I'd like to search text on a lot of websites at once. From what I understand, of which I don't know if I understand correctly, this code shouldn't work well.
from twisted.python.threadpool import ThreadPool
from txrequests import Session
pages = ['www.url1.com', 'www.url2.com']
with Session(pool=ThreadPool(maxthreads=10)) as sesh:
for pagelink in pages:
newresponse = sesh.get(pagelink)
npages, text = text_from_html(newresponse.content)
My relevant functions are below (from this post), I don't think their exact contents (text extraction) are important but I'll list them just them in case.
def tag_visible(element):
if element.parent.name in ['style', 'script', 'head', 'title', 'meta', '[document]']:
return False
if isinstance(element, Comment):
return False
return True
def text_from_html(body):
soup = BeautifulSoup(body, 'html.parser')
texts = soup.findAll(text=True)
visible_texts = filter(tag_visible, texts)
return soup.find_all('a'), u" ".join(t.strip() for t in visible_texts)
If I was executing this sesh.get()
without the extra functions below, from what I understand: a request is sent, and perhaps it might take a while to come back with a response.
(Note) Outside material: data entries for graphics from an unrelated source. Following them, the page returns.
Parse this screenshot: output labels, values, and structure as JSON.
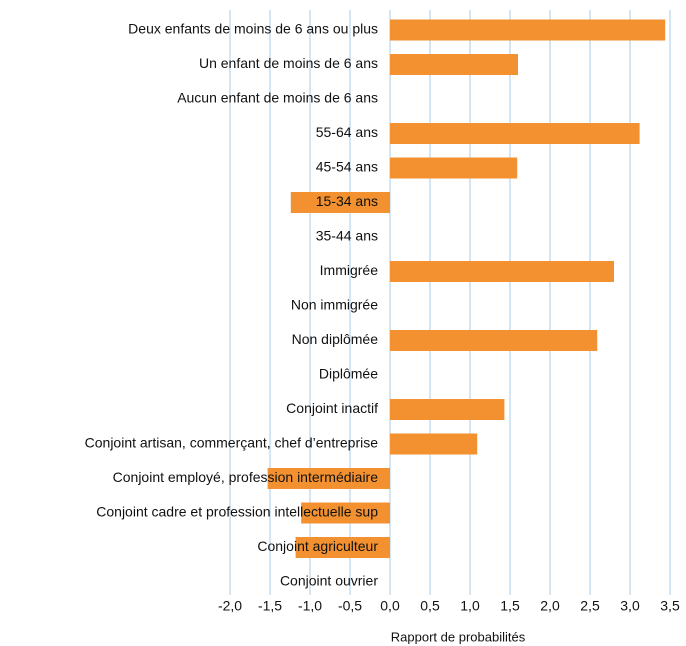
{
  "chart_data": {
    "type": "barh",
    "xlabel": "Rapport de probabilités",
    "categories": [
      "Deux enfants de moins de 6 ans ou plus",
      "Un enfant de moins de 6 ans",
      "Aucun enfant de moins de 6 ans",
      "55-64 ans",
      "45-54 ans",
      "15-34 ans",
      "35-44 ans",
      "Immigrée",
      "Non immigrée",
      "Non diplômée",
      "Diplômée",
      "Conjoint inactif",
      "Conjoint artisan, commerçant, chef d’entreprise",
      "Conjoint employé, profession intermédiaire",
      "Conjoint cadre et profession intellectuelle sup",
      "Conjoint agriculteur",
      "Conjoint ouvrier"
    ],
    "values": [
      3.44,
      1.6,
      0,
      3.12,
      1.59,
      -1.24,
      0,
      2.8,
      0,
      2.59,
      0,
      1.43,
      1.09,
      -1.53,
      -1.11,
      -1.18,
      0
    ],
    "color": "#f39130",
    "grid_color": "#a9cbe8",
    "xlim": [
      -2,
      3.5
    ],
    "xticks": [
      {
        "value": -2,
        "label": "-2,0"
      },
      {
        "value": -1.5,
        "label": "-1,5"
      },
      {
        "value": -1,
        "label": "-1,0"
      },
      {
        "value": -0.5,
        "label": "-0,5"
      },
      {
        "value": 0,
        "label": "0,0"
      },
      {
        "value": 0.5,
        "label": "0,5"
      },
      {
        "value": 1,
        "label": "1,0"
      },
      {
        "value": 1.5,
        "label": "1,5"
      },
      {
        "value": 2,
        "label": "2,0"
      },
      {
        "value": 2.5,
        "label": "2,5"
      },
      {
        "value": 3,
        "label": "3,0"
      },
      {
        "value": 3.5,
        "label": "3,5"
      }
    ],
    "grid": true
  }
}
In the time that it takes for this response to come, other requests are sent; and perhaps responded to before some prior requests.
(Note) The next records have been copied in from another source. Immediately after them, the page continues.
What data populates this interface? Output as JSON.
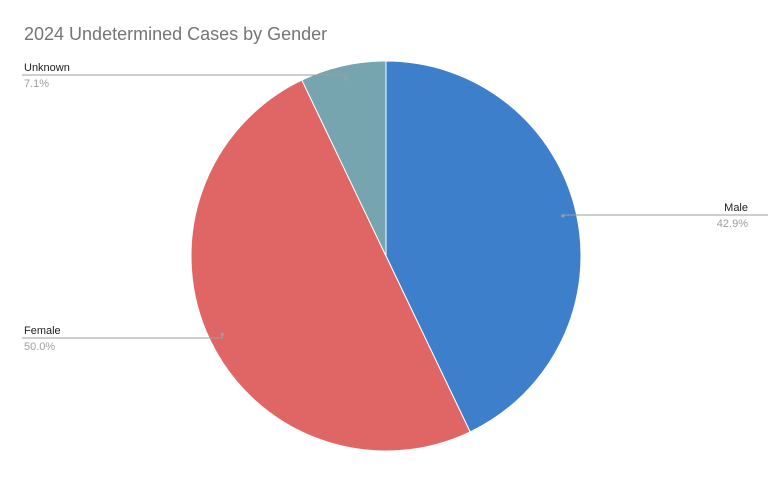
{
  "chart_data": {
    "type": "pie",
    "title": "2024 Undetermined Cases by Gender",
    "slices": [
      {
        "label": "Male",
        "value": 42.9,
        "display": "42.9%",
        "color": "#3D7FCB"
      },
      {
        "label": "Female",
        "value": 50.0,
        "display": "50.0%",
        "color": "#E06666"
      },
      {
        "label": "Unknown",
        "value": 7.1,
        "display": "7.1%",
        "color": "#76A5AF"
      }
    ],
    "start_angle_deg": 0,
    "direction": "clockwise",
    "legend": "none",
    "label_style": "callout lines with label and percent"
  }
}
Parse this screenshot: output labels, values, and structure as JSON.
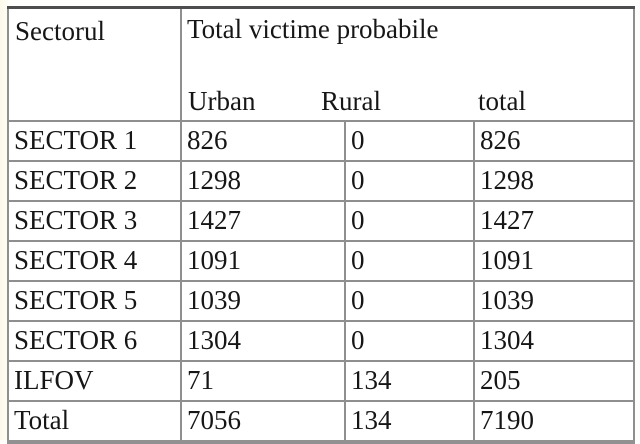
{
  "table": {
    "corner_label": "Sectorul",
    "group_header": "Total victime probabile",
    "sub_headers": [
      "Urban",
      "Rural",
      "total"
    ],
    "rows": [
      [
        "SECTOR 1",
        "826",
        "0",
        "826"
      ],
      [
        "SECTOR 2",
        "1298",
        "0",
        "1298"
      ],
      [
        "SECTOR 3",
        "1427",
        "0",
        "1427"
      ],
      [
        "SECTOR 4",
        "1091",
        "0",
        "1091"
      ],
      [
        "SECTOR 5",
        "1039",
        "0",
        "1039"
      ],
      [
        "SECTOR 6",
        "1304",
        "0",
        "1304"
      ],
      [
        "ILFOV",
        "71",
        "134",
        "205"
      ],
      [
        "Total",
        "7056",
        "134",
        "7190"
      ]
    ],
    "colors": {
      "border_interior": "#8f8f8f",
      "border_top": "#4d4d4d",
      "border_bottom": "#919191",
      "text": "#161616",
      "background": "#ffffff"
    }
  }
}
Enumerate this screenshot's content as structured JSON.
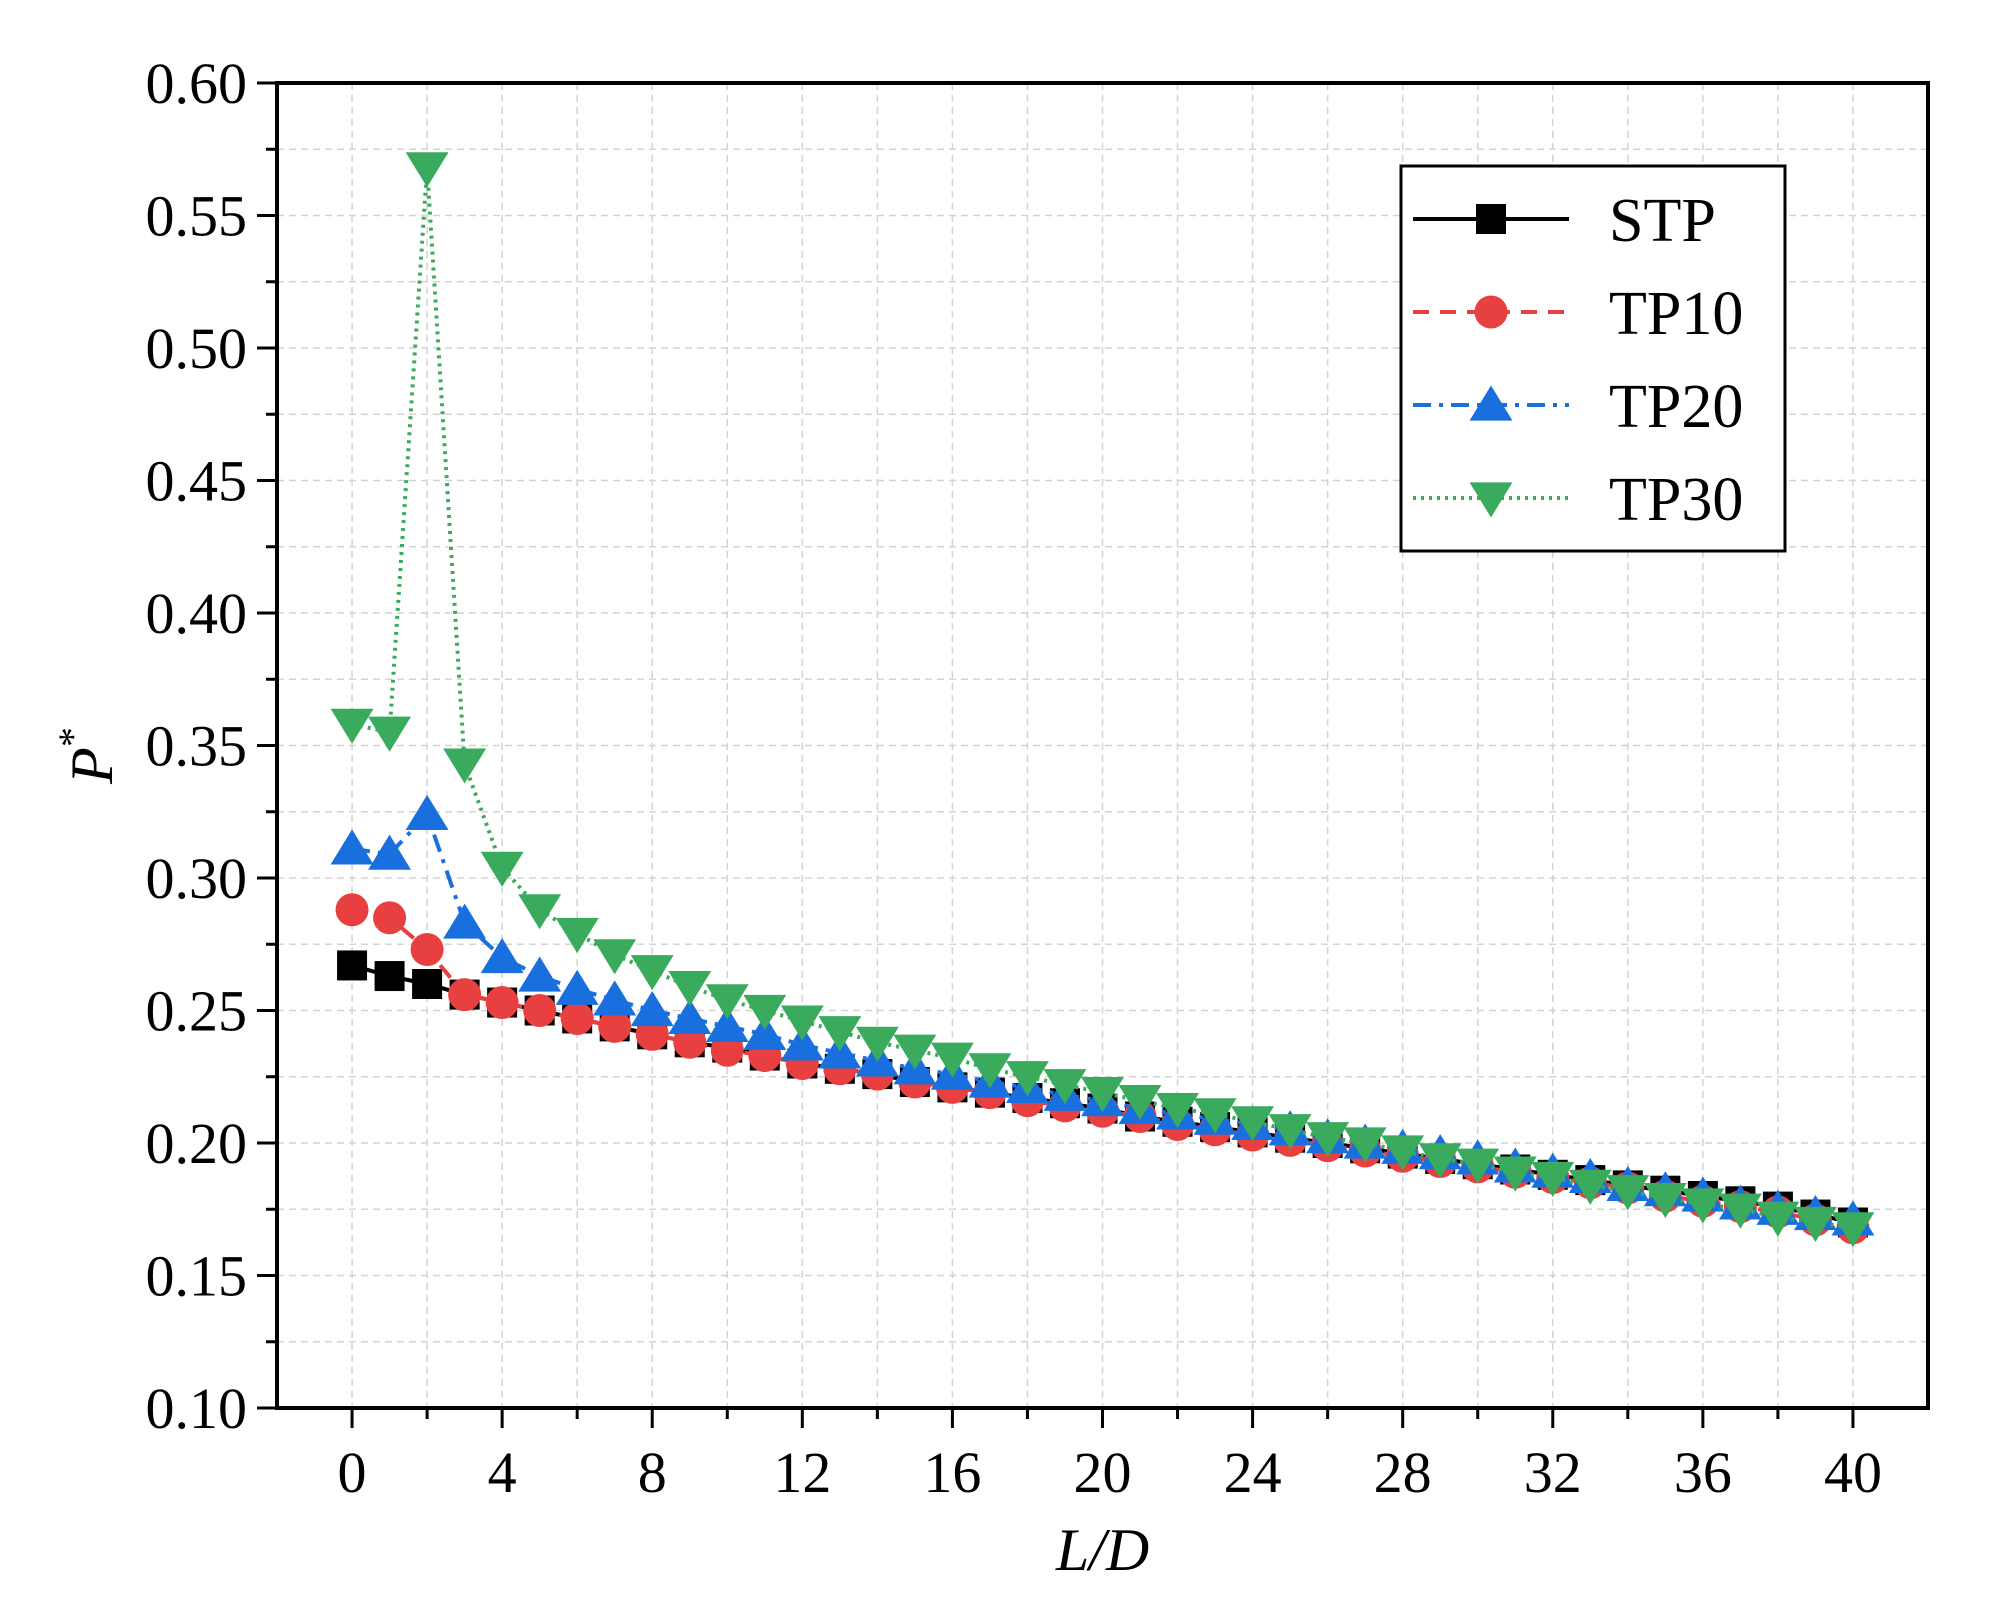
{
  "chart_data": {
    "type": "line",
    "title": "",
    "xlabel": "L/D",
    "ylabel": "P",
    "ylabel_superscript": "*",
    "xlim": [
      -2,
      42
    ],
    "ylim": [
      0.1,
      0.6
    ],
    "x_ticks": [
      "0",
      "4",
      "8",
      "12",
      "16",
      "20",
      "24",
      "28",
      "32",
      "36",
      "40"
    ],
    "y_ticks": [
      "0.10",
      "0.15",
      "0.20",
      "0.25",
      "0.30",
      "0.35",
      "0.40",
      "0.45",
      "0.50",
      "0.55",
      "0.60"
    ],
    "grid": true,
    "legend_position": "top-right",
    "x": [
      0,
      1,
      2,
      3,
      4,
      5,
      6,
      7,
      8,
      9,
      10,
      11,
      12,
      13,
      14,
      15,
      16,
      17,
      18,
      19,
      20,
      21,
      22,
      23,
      24,
      25,
      26,
      27,
      28,
      29,
      30,
      31,
      32,
      33,
      34,
      35,
      36,
      37,
      38,
      39,
      40
    ],
    "series": [
      {
        "name": "STP",
        "color": "#000000",
        "marker": "square",
        "line": "solid",
        "values": [
          0.267,
          0.263,
          0.26,
          0.256,
          0.253,
          0.25,
          0.247,
          0.244,
          0.241,
          0.238,
          0.236,
          0.233,
          0.23,
          0.228,
          0.226,
          0.223,
          0.221,
          0.219,
          0.217,
          0.215,
          0.213,
          0.21,
          0.208,
          0.206,
          0.204,
          0.202,
          0.2,
          0.198,
          0.196,
          0.194,
          0.192,
          0.19,
          0.188,
          0.186,
          0.184,
          0.182,
          0.18,
          0.178,
          0.176,
          0.173,
          0.17
        ]
      },
      {
        "name": "TP10",
        "color": "#e84040",
        "marker": "circle",
        "line": "dashed",
        "values": [
          0.288,
          0.285,
          0.273,
          0.256,
          0.253,
          0.25,
          0.247,
          0.244,
          0.241,
          0.238,
          0.235,
          0.233,
          0.23,
          0.228,
          0.226,
          0.223,
          0.221,
          0.219,
          0.216,
          0.214,
          0.212,
          0.21,
          0.207,
          0.205,
          0.203,
          0.201,
          0.199,
          0.197,
          0.195,
          0.193,
          0.191,
          0.189,
          0.187,
          0.185,
          0.183,
          0.18,
          0.178,
          0.176,
          0.174,
          0.171,
          0.168
        ]
      },
      {
        "name": "TP20",
        "color": "#1a6fdf",
        "marker": "triangle-up",
        "line": "dashdot",
        "values": [
          0.311,
          0.309,
          0.324,
          0.283,
          0.27,
          0.263,
          0.258,
          0.254,
          0.25,
          0.247,
          0.244,
          0.241,
          0.237,
          0.234,
          0.231,
          0.228,
          0.226,
          0.223,
          0.221,
          0.218,
          0.216,
          0.213,
          0.211,
          0.209,
          0.207,
          0.205,
          0.202,
          0.2,
          0.198,
          0.196,
          0.194,
          0.191,
          0.189,
          0.187,
          0.184,
          0.182,
          0.18,
          0.177,
          0.175,
          0.173,
          0.171
        ]
      },
      {
        "name": "TP30",
        "color": "#3aaa5c",
        "marker": "triangle-down",
        "line": "dotted",
        "values": [
          0.358,
          0.355,
          0.568,
          0.343,
          0.304,
          0.288,
          0.279,
          0.271,
          0.265,
          0.259,
          0.254,
          0.25,
          0.246,
          0.242,
          0.238,
          0.235,
          0.232,
          0.228,
          0.225,
          0.222,
          0.219,
          0.216,
          0.213,
          0.211,
          0.208,
          0.205,
          0.202,
          0.2,
          0.197,
          0.194,
          0.192,
          0.189,
          0.187,
          0.184,
          0.182,
          0.179,
          0.177,
          0.175,
          0.172,
          0.17,
          0.168
        ]
      }
    ]
  }
}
If I was only making requests within my for
loop, this would happen as planned. But if I put functions within the for loop, am I stopping the requests from being asynchronous? Wouldn't the functions wait for the response in order to be executed? How can I smoothly execute something like this?
I'd also be open to suggestions of different modules, I have no particular attachment to this one - I think it does what I need it to, but I realize it's not necessarily the only module that can.